Cet incident remet en lumière le contentieux qui existe depuis des années entre les deux pays sur les zones de pêche. Depuis que les Siciliens sont descendus plein Sud, abandonnant leurs rivages ravagés par la surpêche. Au large de la Libye, ils traquent la crevette rouge, très recherchée, dont le prix tourne autour de 50 euros le kilo chez le poissonnier italien. Ils partent pour des campagnes d'une trentaine de jours et ramènent une trentaine de tonnes de crevettes par bateau chaque année.

Or, les Libyens les accusent de pénétrer dans leurs eaux territoriales et depuis des années leur font la guerre, au sens propre, parfois à coups de tirs de sommation jusque dans la coque. Pourtant, les pêcheurs italiens ne s'aventurent pas, assurent-ils, à moins de 12 milles (environ 20 km) des côtes libyennes, la limite des eaux territoriales reconnue par les instances internationales.

Les eaux territoriales en question

Mais en 2005, Mouammar Kadhafi a proclamé que sa zone de pêche protégée s'étendait à 74 milles nautiques (près de 140 km) de la côte, au mépris des règles internationales. La guerre civile en Libye n'a rien arrangé, la dimension militaire de zones de sécurité s'ajoutant à ces contraintes économiques. L'Italie qui, auparavant, envoyait des navires protéger sa flottille de pêche a, selon les pêcheurs, abandonné son soutien. La présence de navires de guerre étrangers dans la zone pouvant être interprétée comme une participation au conflit.

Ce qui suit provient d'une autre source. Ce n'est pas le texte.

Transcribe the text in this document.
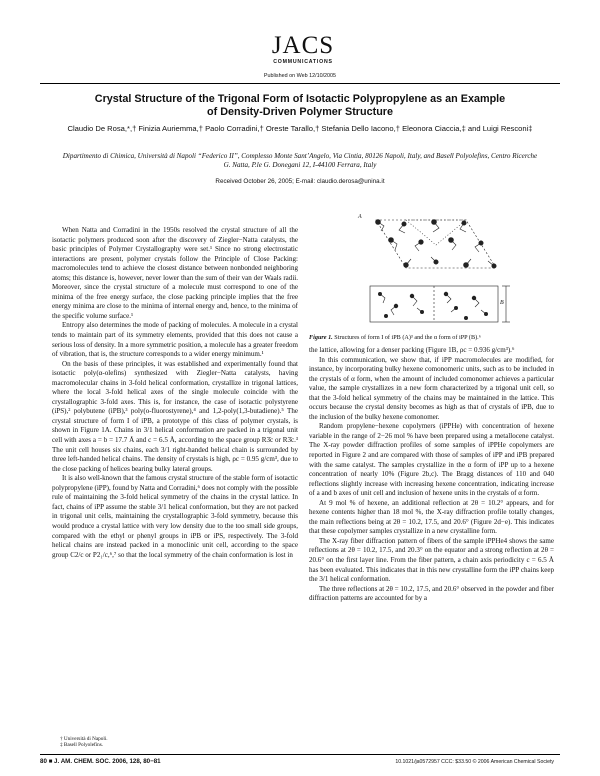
JACS
COMMUNICATIONS
Published on Web 12/10/2005
Crystal Structure of the Trigonal Form of Isotactic Polypropylene as an Example of Density-Driven Polymer Structure
Claudio De Rosa,*,† Finizia Auriemma,† Paolo Corradini,† Oreste Tarallo,† Stefania Dello Iacono,† Eleonora Ciaccia,‡ and Luigi Resconi‡
Dipartimento di Chimica, Università di Napoli “Federico II”, Complesso Monte Sant’Angelo, Via Cintia, 80126 Napoli, Italy, and Basell Polyolefins, Centro Ricerche G. Natta, P.le G. Donegani 12, I-44100 Ferrara, Italy
Received October 26, 2005; E-mail: claudio.derosa@unina.it

When Natta and Corradini in the 1950s resolved the crystal structure of all the isotactic polymers produced soon after the discovery of Ziegler−Natta catalysts, the basic principles of Polymer Crystallography were set.¹ Since no strong electrostatic interactions are present, polymer crystals follow the Principle of Close Packing: macromolecules tend to achieve the closest distance between nonbonded neighboring atoms; this distance is, however, never lower than the sum of their van der Waals radii. Moreover, since the crystal structure of a molecule must correspond to one of the minima of the free energy surface, the close packing principle implies that the free energy minima are close to the minima of internal energy and, hence, to the minima of the specific volume surface.¹

Entropy also determines the mode of packing of molecules. A molecule in a crystal tends to maintain part of its symmetry elements, provided that this does not cause a serious loss of density. In a more symmetric position, a molecule has a greater freedom of vibration, that is, the structure corresponds to a wider energy minimum.¹

On the basis of these principles, it was established and experimentally found that isotactic poly(α-olefins) synthesized with Ziegler−Natta catalysts, having macromolecular chains in 3-fold helical conformation, crystallize in trigonal lattices, where the local 3-fold helical axes of the single molecule coincide with the crystallographic 3-fold axes. This is, for instance, the case of isotactic polystyrene (iPS),² polybutene (iPB),³ poly(o-fluorostyrene),⁴ and 1,2-poly(1,3-butadiene).⁵ The crystal structure of form I of iPB, a prototype of this class of polymer crystals, is shown in Figure 1A. Chains in 3/1 helical conformation are packed in a trigonal unit cell with axes a = b = 17.7 Å and c = 6.5 Å, according to the space group R3̄c or R3̄c.³ The unit cell houses six chains, each 3/1 right-handed helical chain is surrounded by three left-handed helical chains. The density of crystals is high, ρc = 0.95 g/cm³, due to the close packing of helices bearing bulky lateral groups.

It is also well-known that the famous crystal structure of the stable form of isotactic polypropylene (iPP), found by Natta and Corradini,⁶ does not comply with the possible rule of maintaining the 3-fold helical symmetry of the chains in the crystal lattice. In fact, chains of iPP assume the stable 3/1 helical conformation, but they are not packed in trigonal unit cells, maintaining the crystallographic 3-fold symmetry, because this would produce a crystal lattice with very low density due to the too small side groups, compared with the ethyl or phenyl groups in iPB or iPS, respectively. The 3-fold helical chains are instead packed in a monoclinic unit cell, according to the space group C2/c or P2₁/c,⁶,⁷ so that the local symmetry of the chain conformation is lost in

A
B
Figure 1. Structures of form I of iPB (A)³ and the α form of iPP (B).⁶

the lattice, allowing for a denser packing (Figure 1B, ρc = 0.936 g/cm³).⁶

In this communication, we show that, if iPP macromolecules are modified, for instance, by incorporating bulky hexene comonomeric units, such as to be included in the crystals of α form, when the amount of included comonomer achieves a particular value, the sample crystallizes in a new form characterized by a trigonal unit cell, so that the 3-fold helical symmetry of the chains may be maintained in the lattice. This occurs because the crystal density becomes as high as that of crystals of iPB, due to the inclusion of the bulky hexene comonomer.

Random propylene−hexene copolymers (iPPHe) with concentration of hexene variable in the range of 2−26 mol % have been prepared using a metallocene catalyst. The X-ray powder diffraction profiles of some samples of iPPHe copolymers are reported in Figure 2 and are compared with those of samples of iPP and iPB prepared with the same catalyst. The samples crystallize in the α form of iPP up to a hexene concentration of nearly 10% (Figure 2b,c). The Bragg distances of 110 and 040 reflections slightly increase with increasing hexene concentration, indicating increase of a and b axes of unit cell and inclusion of hexene units in the crystals of α form.

At 9 mol % of hexene, an additional reflection at 2θ = 10.2° appears, and for hexene contents higher than 18 mol %, the X-ray diffraction profile totally changes, the main reflections being at 2θ = 10.2, 17.5, and 20.6° (Figure 2d−e). This indicates that these copolymer samples crystallize in a new crystalline form.

The X-ray fiber diffraction pattern of fibers of the sample iPPHe4 shows the same reflections at 2θ = 10.2, 17.5, and 20.3° on the equator and a strong reflection at 2θ = 20.6° on the first layer line. From the fiber pattern, a chain axis periodicity c = 6.5 Å has been evaluated. This indicates that in this new crystalline form the iPP chains keep the 3/1 helical conformation.

The three reflections at 2θ = 10.2, 17.5, and 20.6° observed in the powder and fiber diffraction patterns are accounted for by a

† Università di Napoli.
‡ Basell Polyolefins.
80 ■ J. AM. CHEM. SOC. 2006, 128, 80−81	10.1021/ja0572957 CCC: $33.50 © 2006 American Chemical Society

Les familles des pêcheurs détenus multiplient les manifestations, comme le 27 octobre 2020 à Mazara del Vallo, pour réclamer la libération des 18 marins pêcheurs. (ANDREAS SOLARO / AFP)

Selon le gouvernement local sicilien, citant l'Observatoire de la pêche en Méditerranée basé à Mazara, 300 pêcheurs siciliens ont été faits prisonniers dans cette bataille pour les droits de pêche au cours des dernières décennies, 150 bateaux ont été confisqués et le préjudice se monte à plus de 100 millions d'euros.

Monnaie d'échange

Pour les marins de l'Antaride et du Medinea, c'est désormais une longue tractation qui s'est engagée. Selon les médias italiens, le maréchal Haftar veut échanger les pêcheurs emprisonnés contre quatre Libyens arrêtés en 2015 en Italie et condamnés à 30 ans de prison pour trafic d'êtres humains. Les familles, elles, multiplient les manifestations. Car à ce jour, elles n'ont eu aucune nouvelle directe des équipages.